Las afirmaciones del futuro embajador norteamericano fueron vertidas en una reunión de comisión del Senado estadounidense en Washington. Lamelas analizó la realidad argentina e identificó los objetivos que tendrá en su nuevo rol, entre los que señaló como un “problema”, la potestad de las provincias para negociar proyectos con otros Estados.
“El problema con Argentina es…”, comenzó, aunque luego se corrigió y continuó: “No es un problema, es un desafío, una solución. Allí hay 23 provincias, y cada una tiene su propio gobierno, y cada gobierno puede negociar con fuerzas extranjeras, con los chinos u otros, para que lleguen y realicen proyectos”.
«Mi rol también es ir al interior del país y asegurarnos de eliminar la corrupción. Apoyar a Milei y su gobierno a llegar a fondo con el atentado a la AMIA, y asegurar que Cristina Fernández de Kirchner reciba la justicia que se merece», añadió en torno a las tareas que llevaría adelante como embajador.
Para concluir, manifestó expresamente la voluntad incidir en el proceso electoral argentino, en claro apoyo al Gobierno actual. «Todavía hay un movimiento allí, un movimiento en curso, posiblemente más a la izquierda que el movimiento peronista, eso es algo con lo que tenemos que seguir teniendo cuidado.
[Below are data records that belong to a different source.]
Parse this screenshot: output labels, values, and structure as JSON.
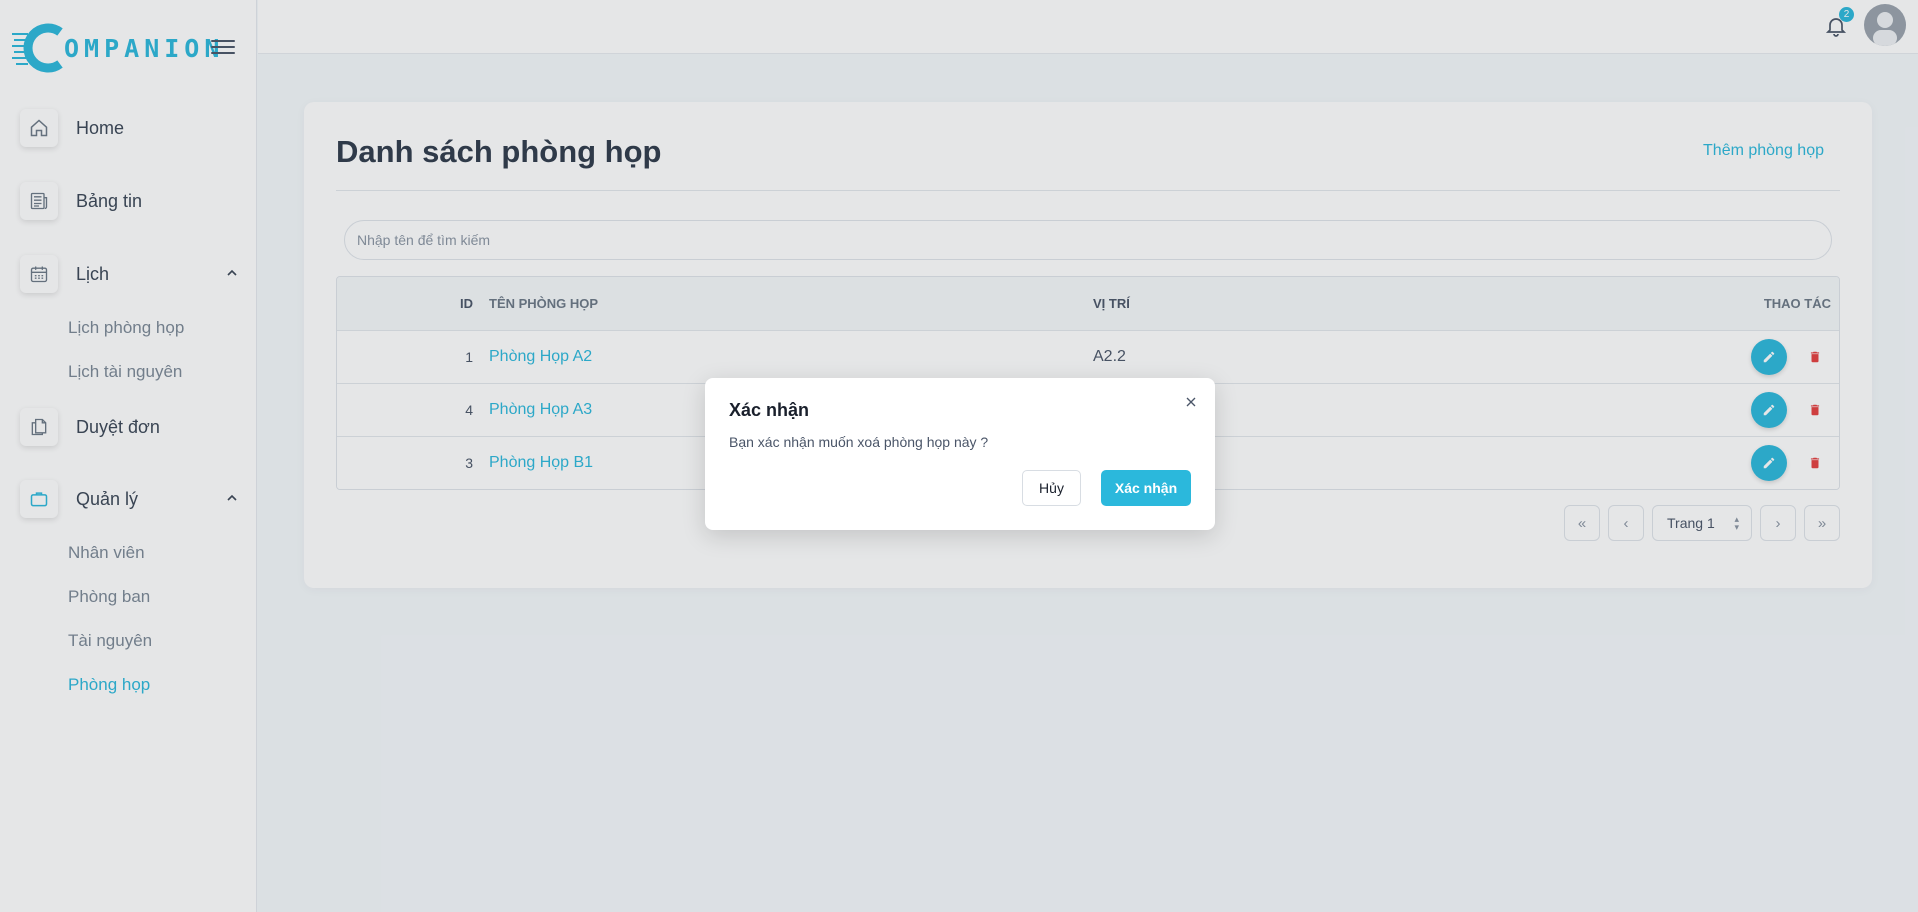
{
  "app": {
    "logo_text": "OMPANION",
    "notification_count": "2",
    "accent": "#2bb8dc"
  },
  "sidebar": {
    "items": [
      {
        "label": "Home",
        "icon": "home-icon"
      },
      {
        "label": "Bảng tin",
        "icon": "newspaper-icon"
      },
      {
        "label": "Lịch",
        "icon": "calendar-icon",
        "expanded": true,
        "children": [
          "Lịch phòng họp",
          "Lịch tài nguyên"
        ]
      },
      {
        "label": "Duyệt đơn",
        "icon": "documents-icon"
      },
      {
        "label": "Quản lý",
        "icon": "briefcase-icon",
        "expanded": true,
        "children": [
          "Nhân viên",
          "Phòng ban",
          "Tài nguyên",
          "Phòng họp"
        ]
      }
    ],
    "active_child": "Phòng họp"
  },
  "main": {
    "title": "Danh sách phòng họp",
    "add_label": "Thêm phòng họp",
    "search_placeholder": "Nhập tên để tìm kiếm",
    "columns": [
      "ID",
      "TÊN PHÒNG HỌP",
      "VỊ TRÍ",
      "THAO TÁC"
    ],
    "rows": [
      {
        "id": "1",
        "name": "Phòng Họp A2",
        "location": "A2.2"
      },
      {
        "id": "4",
        "name": "Phòng Họp A3",
        "location": ""
      },
      {
        "id": "3",
        "name": "Phòng Họp B1",
        "location": ""
      }
    ],
    "pager": {
      "first": "«",
      "prev": "‹",
      "page_label": "Trang 1",
      "next": "›",
      "last": "»"
    }
  },
  "modal": {
    "title": "Xác nhận",
    "body": "Bạn xác nhận muốn xoá phòng họp này ?",
    "cancel_label": "Hủy",
    "confirm_label": "Xác nhận"
  }
}
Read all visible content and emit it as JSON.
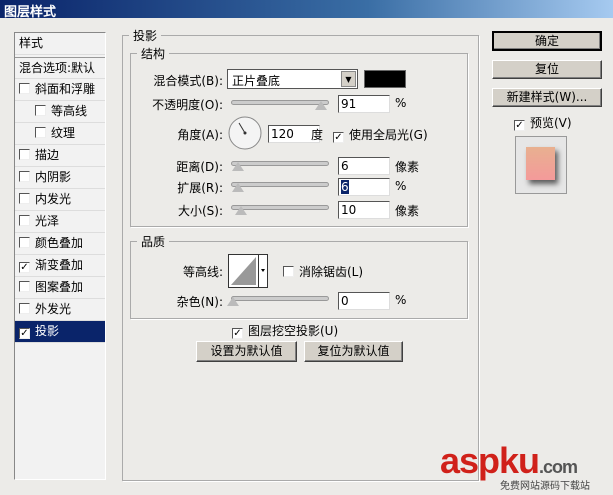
{
  "window": {
    "title": "图层样式"
  },
  "styles_panel": {
    "header": "样式",
    "blend_options": "混合选项:默认",
    "items": [
      {
        "label": "斜面和浮雕",
        "checked": false,
        "indent": false
      },
      {
        "label": "等高线",
        "checked": false,
        "indent": true
      },
      {
        "label": "纹理",
        "checked": false,
        "indent": true
      },
      {
        "label": "描边",
        "checked": false,
        "indent": false
      },
      {
        "label": "内阴影",
        "checked": false,
        "indent": false
      },
      {
        "label": "内发光",
        "checked": false,
        "indent": false
      },
      {
        "label": "光泽",
        "checked": false,
        "indent": false
      },
      {
        "label": "颜色叠加",
        "checked": false,
        "indent": false
      },
      {
        "label": "渐变叠加",
        "checked": true,
        "indent": false
      },
      {
        "label": "图案叠加",
        "checked": false,
        "indent": false
      },
      {
        "label": "外发光",
        "checked": false,
        "indent": false
      },
      {
        "label": "投影",
        "checked": true,
        "indent": false,
        "selected": true
      }
    ]
  },
  "drop_shadow": {
    "title": "投影",
    "structure": {
      "title": "结构",
      "blend_mode_label": "混合模式(B):",
      "blend_mode": "正片叠底",
      "shadow_color": "#000000",
      "opacity_label": "不透明度(O):",
      "opacity": "91",
      "opacity_unit": "%",
      "angle_label": "角度(A):",
      "angle": "120",
      "angle_unit": "度",
      "global_light_label": "使用全局光(G)",
      "global_light": true,
      "distance_label": "距离(D):",
      "distance": "6",
      "distance_unit": "像素",
      "spread_label": "扩展(R):",
      "spread": "6",
      "spread_unit": "%",
      "size_label": "大小(S):",
      "size": "10",
      "size_unit": "像素"
    },
    "quality": {
      "title": "品质",
      "contour_label": "等高线:",
      "anti_alias_label": "消除锯齿(L)",
      "anti_alias": false,
      "noise_label": "杂色(N):",
      "noise": "0",
      "noise_unit": "%"
    },
    "knockout_label": "图层挖空投影(U)",
    "knockout": true,
    "make_default": "设置为默认值",
    "reset_default": "复位为默认值"
  },
  "buttons": {
    "ok": "确定",
    "reset": "复位",
    "new_style": "新建样式(W)...",
    "preview_label": "预览(V)",
    "preview": true
  },
  "watermark": {
    "brand": "aspku",
    "tld": ".com",
    "subtitle": "免费网站源码下载站"
  }
}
Argentina ha tenido tiempos inusuales, con múltiples presidentes, y tenemos que seguir apoyando la presidencia de Milei, en las elecciones de medio término, hasta el próximo período”.
Para Kicillof, «estas declaraciones no son un exabrupto aislado. Al parecer, Washington ha decidido reeditar la obsoleta Doctrina Monroe: aplica aranceles extorsivos a Brasil, cuestiona la soberanía del Canal de Panamá y busca condicionar procesos judiciales ajenos a su incumbencia. Incluso se permite opinar (¿estará opinando o ejerciendo presión?) sobre la absurda condena que pesa sobre Cristina Kirchner. Resulta evidente que aquel fallo primero se escribió en inglés».
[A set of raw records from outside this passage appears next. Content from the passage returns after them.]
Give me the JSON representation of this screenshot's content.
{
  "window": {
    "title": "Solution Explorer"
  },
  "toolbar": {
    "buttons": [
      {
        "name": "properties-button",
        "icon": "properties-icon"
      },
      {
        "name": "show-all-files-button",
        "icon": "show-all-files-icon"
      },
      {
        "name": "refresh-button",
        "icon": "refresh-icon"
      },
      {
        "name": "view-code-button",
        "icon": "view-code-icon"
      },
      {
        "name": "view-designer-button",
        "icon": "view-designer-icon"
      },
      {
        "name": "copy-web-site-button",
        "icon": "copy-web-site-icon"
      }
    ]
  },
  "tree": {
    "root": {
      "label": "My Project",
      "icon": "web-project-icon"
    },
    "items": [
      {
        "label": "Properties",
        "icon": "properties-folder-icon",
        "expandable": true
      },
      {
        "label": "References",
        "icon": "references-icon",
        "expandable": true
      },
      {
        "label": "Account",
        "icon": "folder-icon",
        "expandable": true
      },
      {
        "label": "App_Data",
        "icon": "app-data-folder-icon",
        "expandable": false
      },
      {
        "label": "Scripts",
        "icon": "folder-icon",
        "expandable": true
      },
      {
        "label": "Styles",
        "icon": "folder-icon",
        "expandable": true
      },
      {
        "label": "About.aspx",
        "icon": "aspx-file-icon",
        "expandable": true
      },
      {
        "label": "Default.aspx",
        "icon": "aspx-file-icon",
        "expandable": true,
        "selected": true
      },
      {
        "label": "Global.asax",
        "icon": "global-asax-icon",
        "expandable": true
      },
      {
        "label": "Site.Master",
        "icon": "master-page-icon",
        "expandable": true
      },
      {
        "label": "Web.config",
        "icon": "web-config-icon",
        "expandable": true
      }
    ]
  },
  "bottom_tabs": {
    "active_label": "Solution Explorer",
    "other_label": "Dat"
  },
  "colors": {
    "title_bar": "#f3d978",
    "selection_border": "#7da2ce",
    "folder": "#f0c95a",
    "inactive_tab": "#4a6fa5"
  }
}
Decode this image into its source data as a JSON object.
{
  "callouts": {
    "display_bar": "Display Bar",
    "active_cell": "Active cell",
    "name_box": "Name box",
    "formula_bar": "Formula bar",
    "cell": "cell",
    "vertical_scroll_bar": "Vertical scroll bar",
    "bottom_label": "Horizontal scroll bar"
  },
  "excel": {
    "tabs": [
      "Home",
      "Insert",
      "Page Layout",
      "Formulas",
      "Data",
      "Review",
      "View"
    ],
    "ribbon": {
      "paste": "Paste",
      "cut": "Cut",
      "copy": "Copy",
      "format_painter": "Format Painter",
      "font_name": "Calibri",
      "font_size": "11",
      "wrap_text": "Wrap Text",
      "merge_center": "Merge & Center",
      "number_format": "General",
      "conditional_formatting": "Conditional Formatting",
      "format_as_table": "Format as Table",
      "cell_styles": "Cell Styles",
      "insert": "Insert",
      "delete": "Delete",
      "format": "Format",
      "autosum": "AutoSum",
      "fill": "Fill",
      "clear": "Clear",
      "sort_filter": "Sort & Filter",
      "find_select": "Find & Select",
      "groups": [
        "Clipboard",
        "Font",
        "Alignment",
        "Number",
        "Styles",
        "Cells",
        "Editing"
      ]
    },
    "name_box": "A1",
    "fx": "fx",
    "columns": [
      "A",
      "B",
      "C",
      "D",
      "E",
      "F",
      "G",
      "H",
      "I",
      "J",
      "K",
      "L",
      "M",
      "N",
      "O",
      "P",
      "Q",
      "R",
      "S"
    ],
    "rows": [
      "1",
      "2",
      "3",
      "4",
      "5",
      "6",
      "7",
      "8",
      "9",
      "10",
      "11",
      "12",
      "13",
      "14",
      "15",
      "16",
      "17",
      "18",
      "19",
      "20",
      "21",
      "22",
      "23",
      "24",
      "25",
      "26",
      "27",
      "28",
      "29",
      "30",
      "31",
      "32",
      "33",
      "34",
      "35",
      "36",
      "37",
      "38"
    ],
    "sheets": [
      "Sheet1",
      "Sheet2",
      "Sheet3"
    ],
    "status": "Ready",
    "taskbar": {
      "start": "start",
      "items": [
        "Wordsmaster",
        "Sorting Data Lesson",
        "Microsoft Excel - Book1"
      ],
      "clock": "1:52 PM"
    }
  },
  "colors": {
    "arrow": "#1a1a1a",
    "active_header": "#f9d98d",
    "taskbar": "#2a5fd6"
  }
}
«Pero lo que resulta más penoso y alarmante es el humillante sometimiento del gobierno de
Javier Milei a estas prácticas neocoloniales», prosiguió Kicillof y añadió: «Escuché decir al Sr. Lamelas que aspira a reunirse con los gobernadores. Ya le adelanto que ni se moleste en venir a La Plata: acá nadie lo va a recibir».
«El único aspecto positivo de las obscenas expresiones de Lamelas es que permiten entender mejor algunas conductas de Milei», indicó el gobernador y analizó que «además de bailar en las suntuosas fiestas de Donald Trump, Milei ataca permanentemente a los gobernadores, desfinancia a las provincias, desprecia el federalismo e incluso ha amenazado con intervenir la provincia de Buenos Aires. No es casualidad».
«Frente a este nivel de entrega y amenaza, las elecciones de septiembre y octubre no son unas simples elecciones legislativas. Hay que sumar fuerzas para defender la Constitución, el federalismo y la soberanía nacional», cerró Kicillof y como pos data escribió: «Señor Lamelas: ocúpese de los múltiples problemas que tiene su país y no se meta con la soberanía Argentina».